Campers learn fire safety

October 07, 2004|by JANET HEIM

MAUGANSVILLE - Lt. Joe Goodrich of the Maugansville Goodwill Volunteer Fire Co. has been working with his 4-year-old daughter, Lorrie, since she was 3, practicing fire drills and teaching her what to do in case of a fire.

Convinced that it's better to start educating children - along with their parents - about safety sooner rather than later, the Maugansville fire company hosted close to 50 children and about 20 parents for their three-night Safety Camp program.

"As a parent, it helps you sleep at night if your children know what to do in an emergency," said Goodrich, the Fire Prevention Committee chairman for Maugansville.


Goodrich, along with several other members of his committee, spearheaded the safety camp program after a fire prevention seminar he attended at the University of Maryland this summer triggered the idea.

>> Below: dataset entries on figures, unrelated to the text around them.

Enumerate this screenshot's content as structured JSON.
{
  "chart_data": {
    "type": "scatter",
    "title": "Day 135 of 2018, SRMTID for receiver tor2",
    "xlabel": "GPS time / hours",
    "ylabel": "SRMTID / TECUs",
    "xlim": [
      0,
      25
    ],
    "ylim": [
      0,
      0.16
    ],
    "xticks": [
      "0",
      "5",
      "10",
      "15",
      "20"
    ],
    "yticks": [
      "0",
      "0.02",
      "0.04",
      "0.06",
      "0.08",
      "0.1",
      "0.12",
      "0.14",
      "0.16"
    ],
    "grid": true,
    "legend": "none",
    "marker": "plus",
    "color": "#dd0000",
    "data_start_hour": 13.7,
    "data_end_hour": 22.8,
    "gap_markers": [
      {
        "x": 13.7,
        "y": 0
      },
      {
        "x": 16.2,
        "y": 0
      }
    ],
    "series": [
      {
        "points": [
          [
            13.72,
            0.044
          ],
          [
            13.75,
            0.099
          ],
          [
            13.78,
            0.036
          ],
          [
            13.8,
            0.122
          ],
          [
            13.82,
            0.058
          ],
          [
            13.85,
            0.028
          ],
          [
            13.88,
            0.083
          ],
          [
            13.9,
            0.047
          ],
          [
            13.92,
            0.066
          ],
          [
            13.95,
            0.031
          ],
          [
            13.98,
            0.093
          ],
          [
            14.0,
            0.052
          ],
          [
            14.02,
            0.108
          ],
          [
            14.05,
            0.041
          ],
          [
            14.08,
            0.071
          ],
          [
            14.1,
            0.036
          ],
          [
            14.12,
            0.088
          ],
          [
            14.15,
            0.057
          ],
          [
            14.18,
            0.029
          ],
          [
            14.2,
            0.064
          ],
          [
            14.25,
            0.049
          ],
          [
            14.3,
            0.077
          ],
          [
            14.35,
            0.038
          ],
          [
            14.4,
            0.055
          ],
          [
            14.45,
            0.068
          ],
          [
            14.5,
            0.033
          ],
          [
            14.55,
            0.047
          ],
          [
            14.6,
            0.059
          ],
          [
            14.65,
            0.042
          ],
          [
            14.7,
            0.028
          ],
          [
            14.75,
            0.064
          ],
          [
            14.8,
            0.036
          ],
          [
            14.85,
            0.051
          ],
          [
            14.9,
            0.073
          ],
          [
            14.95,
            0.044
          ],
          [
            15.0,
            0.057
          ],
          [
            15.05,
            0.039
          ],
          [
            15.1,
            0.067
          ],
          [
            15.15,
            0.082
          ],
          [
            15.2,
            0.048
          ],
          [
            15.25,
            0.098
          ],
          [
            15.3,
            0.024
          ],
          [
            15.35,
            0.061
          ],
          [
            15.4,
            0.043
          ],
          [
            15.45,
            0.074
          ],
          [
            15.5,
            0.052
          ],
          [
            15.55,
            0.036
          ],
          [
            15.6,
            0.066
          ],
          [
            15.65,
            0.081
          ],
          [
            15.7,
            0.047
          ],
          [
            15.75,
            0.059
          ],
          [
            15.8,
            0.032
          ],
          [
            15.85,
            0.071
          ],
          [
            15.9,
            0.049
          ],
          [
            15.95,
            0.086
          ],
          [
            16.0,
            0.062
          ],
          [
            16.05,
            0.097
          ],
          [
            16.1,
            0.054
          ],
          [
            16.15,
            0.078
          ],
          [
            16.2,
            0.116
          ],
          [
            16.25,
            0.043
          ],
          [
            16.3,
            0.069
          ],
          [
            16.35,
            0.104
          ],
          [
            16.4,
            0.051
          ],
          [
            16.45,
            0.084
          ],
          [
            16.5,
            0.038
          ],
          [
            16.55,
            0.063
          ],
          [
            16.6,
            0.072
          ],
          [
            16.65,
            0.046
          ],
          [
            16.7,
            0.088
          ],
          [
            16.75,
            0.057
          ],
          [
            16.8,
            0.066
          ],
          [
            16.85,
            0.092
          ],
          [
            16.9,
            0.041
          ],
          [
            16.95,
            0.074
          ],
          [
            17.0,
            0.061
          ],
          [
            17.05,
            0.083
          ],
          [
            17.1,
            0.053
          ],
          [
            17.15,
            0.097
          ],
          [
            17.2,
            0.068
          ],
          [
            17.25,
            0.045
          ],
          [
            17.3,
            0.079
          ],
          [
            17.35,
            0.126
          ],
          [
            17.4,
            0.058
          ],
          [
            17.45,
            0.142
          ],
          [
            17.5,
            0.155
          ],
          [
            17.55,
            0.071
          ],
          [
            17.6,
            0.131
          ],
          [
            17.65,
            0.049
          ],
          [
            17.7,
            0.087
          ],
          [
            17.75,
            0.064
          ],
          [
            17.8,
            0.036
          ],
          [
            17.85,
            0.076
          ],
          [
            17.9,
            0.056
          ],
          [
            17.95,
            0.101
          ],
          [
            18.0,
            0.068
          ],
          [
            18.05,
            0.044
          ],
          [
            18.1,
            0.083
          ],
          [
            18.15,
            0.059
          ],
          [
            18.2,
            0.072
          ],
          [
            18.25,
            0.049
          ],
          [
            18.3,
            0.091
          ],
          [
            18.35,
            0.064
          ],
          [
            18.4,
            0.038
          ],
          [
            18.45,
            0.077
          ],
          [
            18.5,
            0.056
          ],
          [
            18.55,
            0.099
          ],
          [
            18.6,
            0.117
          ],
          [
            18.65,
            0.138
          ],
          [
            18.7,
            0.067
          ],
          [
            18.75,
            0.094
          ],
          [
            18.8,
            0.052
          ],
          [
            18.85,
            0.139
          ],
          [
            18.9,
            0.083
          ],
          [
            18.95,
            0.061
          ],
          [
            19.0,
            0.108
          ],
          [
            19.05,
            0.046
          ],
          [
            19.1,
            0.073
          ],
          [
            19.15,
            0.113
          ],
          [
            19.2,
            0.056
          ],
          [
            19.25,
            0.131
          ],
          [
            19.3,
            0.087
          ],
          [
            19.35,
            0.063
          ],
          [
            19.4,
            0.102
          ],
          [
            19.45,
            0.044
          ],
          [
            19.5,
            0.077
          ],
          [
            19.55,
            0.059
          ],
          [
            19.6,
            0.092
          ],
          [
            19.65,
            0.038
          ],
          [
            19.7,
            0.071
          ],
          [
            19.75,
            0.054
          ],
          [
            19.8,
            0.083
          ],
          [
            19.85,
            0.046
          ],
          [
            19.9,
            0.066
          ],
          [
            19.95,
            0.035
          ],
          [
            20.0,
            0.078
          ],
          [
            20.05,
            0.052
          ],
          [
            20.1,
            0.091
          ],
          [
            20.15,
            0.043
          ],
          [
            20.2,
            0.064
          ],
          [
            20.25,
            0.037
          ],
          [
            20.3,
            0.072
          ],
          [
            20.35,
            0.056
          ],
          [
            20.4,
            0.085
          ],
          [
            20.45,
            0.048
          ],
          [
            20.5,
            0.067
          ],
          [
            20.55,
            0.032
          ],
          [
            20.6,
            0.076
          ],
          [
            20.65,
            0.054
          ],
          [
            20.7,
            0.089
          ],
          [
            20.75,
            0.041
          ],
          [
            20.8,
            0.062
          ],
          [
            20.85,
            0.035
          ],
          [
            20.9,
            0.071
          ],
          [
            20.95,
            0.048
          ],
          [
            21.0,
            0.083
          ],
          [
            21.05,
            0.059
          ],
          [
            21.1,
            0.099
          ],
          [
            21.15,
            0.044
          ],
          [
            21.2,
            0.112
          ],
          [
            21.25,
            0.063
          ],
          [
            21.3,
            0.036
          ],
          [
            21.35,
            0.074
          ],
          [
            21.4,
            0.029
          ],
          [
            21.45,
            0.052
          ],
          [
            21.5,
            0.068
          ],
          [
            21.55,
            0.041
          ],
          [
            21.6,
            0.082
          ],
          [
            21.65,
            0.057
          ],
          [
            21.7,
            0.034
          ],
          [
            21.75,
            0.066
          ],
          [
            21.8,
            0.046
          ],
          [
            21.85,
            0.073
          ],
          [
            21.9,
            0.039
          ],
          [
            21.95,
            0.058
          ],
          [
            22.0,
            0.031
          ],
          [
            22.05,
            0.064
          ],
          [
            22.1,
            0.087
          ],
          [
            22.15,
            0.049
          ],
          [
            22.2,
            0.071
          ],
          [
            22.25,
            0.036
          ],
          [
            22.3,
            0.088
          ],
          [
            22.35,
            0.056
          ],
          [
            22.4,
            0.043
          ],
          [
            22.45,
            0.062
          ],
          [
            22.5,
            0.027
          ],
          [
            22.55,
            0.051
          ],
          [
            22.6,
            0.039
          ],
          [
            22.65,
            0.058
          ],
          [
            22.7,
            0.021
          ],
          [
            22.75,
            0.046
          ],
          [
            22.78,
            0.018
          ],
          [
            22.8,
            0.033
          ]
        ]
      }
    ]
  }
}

Maugansville's program is going to be added to the curriculum at the National Fire Academy in Emmitsburg, Md., as a model for other fire stations.

"It's pretty impressive that our little town could generate so much interest," said Maugansville Fire Chief Phil Ridenour.

The first safety camp was held in June and Goodrich hopes to hold the camp twice a year in the future.

The program, which was free, was geared to children ages 3 to 10 and their parents, with separate programs for the preschool-age children and older children.

The younger children got to see the fire trucks and their tools up close, while learning about basic safety. The focus was on easing their fears of emergency vehicles and workers. The youngsters also participated in the Sesame Street Fire Safety program.

The older children learned basic first aid and how to get help. The Washington County Sheriff's Department presented a program on trick-or-treat and outdoor safety and the Washington County Safe Kids Coalition talked about gun safety.

Both groups learned about the "stop, drop and roll" technique to be used if you're on fire, learned about and prepared home escape plans and got to see an actual car fire demonstration. The child with the best escape plan was awarded a pizza dinner for their family with the firefighters at the station.

Each child participating received a T-shirt and certificate.

"Members of Team 13 are able to put on programs like this and save lives because they work so well together," Ridenour said. "It's a very worthwhile program."

Goodrich said they've applied for $28,000 through the Federal Emergency Management Agency's Assistance to Firefighters Fund to enhance the program with more visuals, including a robot with Sparky the Dog. Goodrich is also hoping to add an actual computerized house with keypad that offers questions and answers about fire safety.